A new study suggests that traditional learning activities like making notes remain critical for students' reading comprehension and retention, while also suggesting that large language models (LLMs), such as ChatGPT or Microsoft Copilot, could be a useful tool for helping students clarify, explore, and contextualise learning material.
Although many students are already using LLMs, there is a lack of research on the impact of generative AI on the fundamental processes of learning.
The study by Cambridge University Press & Assessment and Microsoft Research, which is published today (Thursday) in the journal Computers & Education , is one of the first randomised classroom experiments to investigate how LLMs affect students' reading comprehension and retention.
The research involved 405 secondary school students aged 14-15 attending seven different schools across England.
The students were asked to study texts covering topics from the UK's national History curriculum: one about apartheid in South Africa, and the other about the Cuban missile crisis.
The students were divided into two groups. One group was asked to study one text with an LLM (ChatGPT 3.5 turbo) and another text by writing notes. The second group was also asked to study one of the texts with the LLM, but, for the other text, they were asked to combine using the LLM and making notes. In all LLM conditions, students were given a brief tutorial and allowed to use the tool however they liked.

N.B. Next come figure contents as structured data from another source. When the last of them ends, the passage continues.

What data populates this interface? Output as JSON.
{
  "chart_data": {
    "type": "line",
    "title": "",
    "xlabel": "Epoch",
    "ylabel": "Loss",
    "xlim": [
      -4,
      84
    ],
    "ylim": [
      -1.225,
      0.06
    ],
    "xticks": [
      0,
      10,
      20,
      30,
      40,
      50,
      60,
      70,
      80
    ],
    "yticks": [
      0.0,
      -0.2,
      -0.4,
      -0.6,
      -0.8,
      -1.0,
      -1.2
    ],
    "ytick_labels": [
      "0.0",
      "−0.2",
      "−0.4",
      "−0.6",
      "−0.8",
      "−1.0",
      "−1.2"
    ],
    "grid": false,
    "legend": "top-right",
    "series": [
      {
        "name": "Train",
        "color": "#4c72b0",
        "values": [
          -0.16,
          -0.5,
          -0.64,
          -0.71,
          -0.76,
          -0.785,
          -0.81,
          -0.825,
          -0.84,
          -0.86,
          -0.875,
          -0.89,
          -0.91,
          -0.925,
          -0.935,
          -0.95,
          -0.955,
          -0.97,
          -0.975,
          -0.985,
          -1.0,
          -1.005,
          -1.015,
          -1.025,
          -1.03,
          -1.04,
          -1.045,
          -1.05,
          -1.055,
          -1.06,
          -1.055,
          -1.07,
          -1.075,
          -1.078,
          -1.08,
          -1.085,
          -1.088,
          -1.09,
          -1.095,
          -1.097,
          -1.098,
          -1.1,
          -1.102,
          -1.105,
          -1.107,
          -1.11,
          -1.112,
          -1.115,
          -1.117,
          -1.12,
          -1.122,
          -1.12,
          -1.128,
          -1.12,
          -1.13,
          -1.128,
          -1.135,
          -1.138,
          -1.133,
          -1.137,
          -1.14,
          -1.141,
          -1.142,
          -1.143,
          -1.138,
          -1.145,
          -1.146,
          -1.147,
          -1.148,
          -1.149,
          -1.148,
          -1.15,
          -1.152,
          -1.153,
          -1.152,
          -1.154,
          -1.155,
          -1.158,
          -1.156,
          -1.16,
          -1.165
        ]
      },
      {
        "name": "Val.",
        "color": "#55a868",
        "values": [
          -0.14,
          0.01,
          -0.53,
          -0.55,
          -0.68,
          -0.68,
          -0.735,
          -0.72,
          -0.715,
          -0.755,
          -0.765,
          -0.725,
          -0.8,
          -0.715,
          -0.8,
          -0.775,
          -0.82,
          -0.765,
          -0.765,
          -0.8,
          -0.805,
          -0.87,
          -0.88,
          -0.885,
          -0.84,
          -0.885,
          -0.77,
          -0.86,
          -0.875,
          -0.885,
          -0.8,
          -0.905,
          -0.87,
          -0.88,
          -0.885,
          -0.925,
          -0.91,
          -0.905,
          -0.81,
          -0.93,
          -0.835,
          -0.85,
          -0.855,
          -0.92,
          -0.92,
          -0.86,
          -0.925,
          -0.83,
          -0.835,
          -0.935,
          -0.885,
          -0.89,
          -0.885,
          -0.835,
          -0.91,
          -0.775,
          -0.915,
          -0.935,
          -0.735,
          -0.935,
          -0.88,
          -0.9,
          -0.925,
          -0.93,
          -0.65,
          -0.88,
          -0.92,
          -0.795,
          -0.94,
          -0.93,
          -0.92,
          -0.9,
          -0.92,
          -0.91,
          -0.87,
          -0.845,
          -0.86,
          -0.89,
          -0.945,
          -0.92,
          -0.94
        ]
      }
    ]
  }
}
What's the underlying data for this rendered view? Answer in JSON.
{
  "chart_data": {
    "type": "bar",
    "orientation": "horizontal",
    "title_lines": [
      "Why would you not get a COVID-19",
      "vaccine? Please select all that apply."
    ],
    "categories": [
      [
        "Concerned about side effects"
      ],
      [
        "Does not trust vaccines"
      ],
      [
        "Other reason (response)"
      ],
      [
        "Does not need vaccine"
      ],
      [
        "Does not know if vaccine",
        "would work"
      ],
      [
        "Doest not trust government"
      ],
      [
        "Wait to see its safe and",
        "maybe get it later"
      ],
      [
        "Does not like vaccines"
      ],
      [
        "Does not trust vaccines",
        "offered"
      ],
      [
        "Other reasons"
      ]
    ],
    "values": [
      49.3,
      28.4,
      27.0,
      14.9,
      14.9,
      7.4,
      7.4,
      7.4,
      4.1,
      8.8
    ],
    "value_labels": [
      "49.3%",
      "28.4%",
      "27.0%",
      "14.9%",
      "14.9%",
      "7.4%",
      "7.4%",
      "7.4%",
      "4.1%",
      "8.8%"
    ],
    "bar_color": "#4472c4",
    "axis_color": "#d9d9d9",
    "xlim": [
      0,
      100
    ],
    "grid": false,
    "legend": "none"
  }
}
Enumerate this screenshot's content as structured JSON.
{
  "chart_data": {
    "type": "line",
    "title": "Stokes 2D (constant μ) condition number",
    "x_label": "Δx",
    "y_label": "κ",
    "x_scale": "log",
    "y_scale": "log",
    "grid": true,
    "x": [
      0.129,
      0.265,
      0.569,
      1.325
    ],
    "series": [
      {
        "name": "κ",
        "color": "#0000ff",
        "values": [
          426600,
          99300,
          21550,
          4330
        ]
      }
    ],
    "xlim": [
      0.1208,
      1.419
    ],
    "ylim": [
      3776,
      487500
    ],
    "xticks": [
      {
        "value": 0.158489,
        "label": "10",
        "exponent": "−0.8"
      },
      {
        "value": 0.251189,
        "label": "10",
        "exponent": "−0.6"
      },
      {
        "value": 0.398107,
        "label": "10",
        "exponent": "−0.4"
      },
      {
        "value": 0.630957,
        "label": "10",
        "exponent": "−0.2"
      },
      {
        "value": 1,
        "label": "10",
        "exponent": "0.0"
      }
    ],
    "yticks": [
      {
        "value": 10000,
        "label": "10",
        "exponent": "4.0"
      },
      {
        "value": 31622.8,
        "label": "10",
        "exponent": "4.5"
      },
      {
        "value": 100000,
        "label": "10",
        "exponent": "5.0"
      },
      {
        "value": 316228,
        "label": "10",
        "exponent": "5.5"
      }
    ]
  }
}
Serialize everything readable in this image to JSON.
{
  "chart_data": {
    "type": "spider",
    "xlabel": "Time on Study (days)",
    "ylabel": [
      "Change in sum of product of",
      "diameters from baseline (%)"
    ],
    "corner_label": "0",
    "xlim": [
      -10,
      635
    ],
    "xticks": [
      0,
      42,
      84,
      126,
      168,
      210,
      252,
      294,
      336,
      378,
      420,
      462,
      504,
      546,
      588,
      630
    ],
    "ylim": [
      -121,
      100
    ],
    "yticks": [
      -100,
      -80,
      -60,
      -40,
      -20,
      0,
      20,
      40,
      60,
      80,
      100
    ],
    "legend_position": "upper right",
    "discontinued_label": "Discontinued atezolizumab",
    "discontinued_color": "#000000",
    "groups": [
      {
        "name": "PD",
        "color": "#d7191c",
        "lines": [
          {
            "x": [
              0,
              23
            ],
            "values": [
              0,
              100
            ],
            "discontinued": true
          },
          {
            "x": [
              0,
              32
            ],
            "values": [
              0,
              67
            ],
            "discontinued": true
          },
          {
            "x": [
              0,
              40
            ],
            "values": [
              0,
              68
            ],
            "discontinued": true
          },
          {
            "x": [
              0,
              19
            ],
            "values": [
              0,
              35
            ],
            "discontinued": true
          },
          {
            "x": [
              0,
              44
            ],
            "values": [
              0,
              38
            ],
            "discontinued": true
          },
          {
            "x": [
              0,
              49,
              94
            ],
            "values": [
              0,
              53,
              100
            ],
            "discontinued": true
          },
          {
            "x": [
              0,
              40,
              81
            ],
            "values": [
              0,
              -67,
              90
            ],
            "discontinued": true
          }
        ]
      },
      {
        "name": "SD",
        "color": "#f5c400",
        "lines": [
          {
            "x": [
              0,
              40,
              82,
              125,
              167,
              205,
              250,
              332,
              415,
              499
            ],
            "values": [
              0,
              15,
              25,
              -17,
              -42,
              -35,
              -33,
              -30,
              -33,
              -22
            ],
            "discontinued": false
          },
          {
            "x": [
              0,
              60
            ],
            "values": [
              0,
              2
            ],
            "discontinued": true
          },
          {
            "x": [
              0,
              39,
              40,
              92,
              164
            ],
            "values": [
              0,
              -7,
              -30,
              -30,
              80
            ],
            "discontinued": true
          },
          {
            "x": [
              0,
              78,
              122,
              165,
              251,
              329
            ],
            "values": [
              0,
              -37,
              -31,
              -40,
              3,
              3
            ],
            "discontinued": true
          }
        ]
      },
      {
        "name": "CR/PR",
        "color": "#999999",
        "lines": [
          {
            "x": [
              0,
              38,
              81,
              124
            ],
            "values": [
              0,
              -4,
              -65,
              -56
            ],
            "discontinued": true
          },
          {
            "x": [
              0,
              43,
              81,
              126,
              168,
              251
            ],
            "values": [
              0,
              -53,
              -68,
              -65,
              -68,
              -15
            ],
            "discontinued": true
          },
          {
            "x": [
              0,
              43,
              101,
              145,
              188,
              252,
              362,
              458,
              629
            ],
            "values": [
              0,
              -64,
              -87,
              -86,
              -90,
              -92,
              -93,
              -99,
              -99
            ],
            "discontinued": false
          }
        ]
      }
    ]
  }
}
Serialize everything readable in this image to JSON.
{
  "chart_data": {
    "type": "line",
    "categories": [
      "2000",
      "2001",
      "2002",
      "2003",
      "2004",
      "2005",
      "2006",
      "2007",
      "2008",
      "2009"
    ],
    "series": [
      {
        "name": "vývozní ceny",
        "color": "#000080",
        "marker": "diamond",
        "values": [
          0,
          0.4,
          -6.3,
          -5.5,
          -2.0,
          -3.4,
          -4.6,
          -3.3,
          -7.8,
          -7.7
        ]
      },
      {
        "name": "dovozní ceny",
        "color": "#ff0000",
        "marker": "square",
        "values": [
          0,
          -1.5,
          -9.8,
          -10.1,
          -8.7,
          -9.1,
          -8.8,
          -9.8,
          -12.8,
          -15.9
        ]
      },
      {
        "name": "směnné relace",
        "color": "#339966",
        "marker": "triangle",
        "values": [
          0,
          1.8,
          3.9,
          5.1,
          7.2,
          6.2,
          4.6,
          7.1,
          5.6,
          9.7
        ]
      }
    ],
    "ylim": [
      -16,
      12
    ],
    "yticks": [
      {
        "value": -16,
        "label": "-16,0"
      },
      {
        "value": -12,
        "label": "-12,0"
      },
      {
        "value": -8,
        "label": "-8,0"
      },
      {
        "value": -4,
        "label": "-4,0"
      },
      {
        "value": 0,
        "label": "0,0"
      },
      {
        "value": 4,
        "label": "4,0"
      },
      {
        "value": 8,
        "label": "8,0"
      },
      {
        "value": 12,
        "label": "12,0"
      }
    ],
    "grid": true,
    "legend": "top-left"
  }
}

Three days later, and without advance warning, the students were asked questions about the two texts designed to see how well they understood and remembered the information. For example: What horrific event happened at the Soweto Youth Uprising in 1976? And: Explain the role of the Soviet Union in the Cuban Missile Crisis.
After both the study and test sessions, students were asked about the task, for example whether they enjoyed it or found it interesting.
The results suggest that either making notes or making notes combined with using an LLM, are better than just using the LLM alone for helping students understand and remember new information. However, students enjoyed using the LLM to engage with and explore relevant topics beyond the text.
The study's first author, Dr Pia Kreijkes, a senior researcher at Cambridge University Press & Assessment, UK, said: "We know that students are using chatbots and other AI tools, including to help them with their schoolwork. However, there has been very limited research on how LLM use influences students' ability to understand and remember information. Our study shows that students enjoyed using AI chatbots but note taking was more effective for learning outcomes
"Our findings can help guide the use of LLMs for learning. In particular, they indicate that students should take notes separately from using LLMs to avoid copying the LLM. They also indicate that students should receive training and guidance on how to use LLMs to support active and constructive learning."
"Teachers could also benefit from their students' use of LLMs. For example, in the future, teachers may be able to leverage insights from students' LLM interactions to understand where support is needed and tailor class materials accordingly."
Dr Jake Hofman Senior Principal Researcher from Microsoft Research said: "I was struck by how many students used the LLM to try to deepen their understanding — asking about historical context, clarifying unfamiliar references, and exploring the significance of key events. Rather than viewing traditional learning techniques, like note-taking, and newer generative-AI approaches as competing alternatives, we should view them as complementary."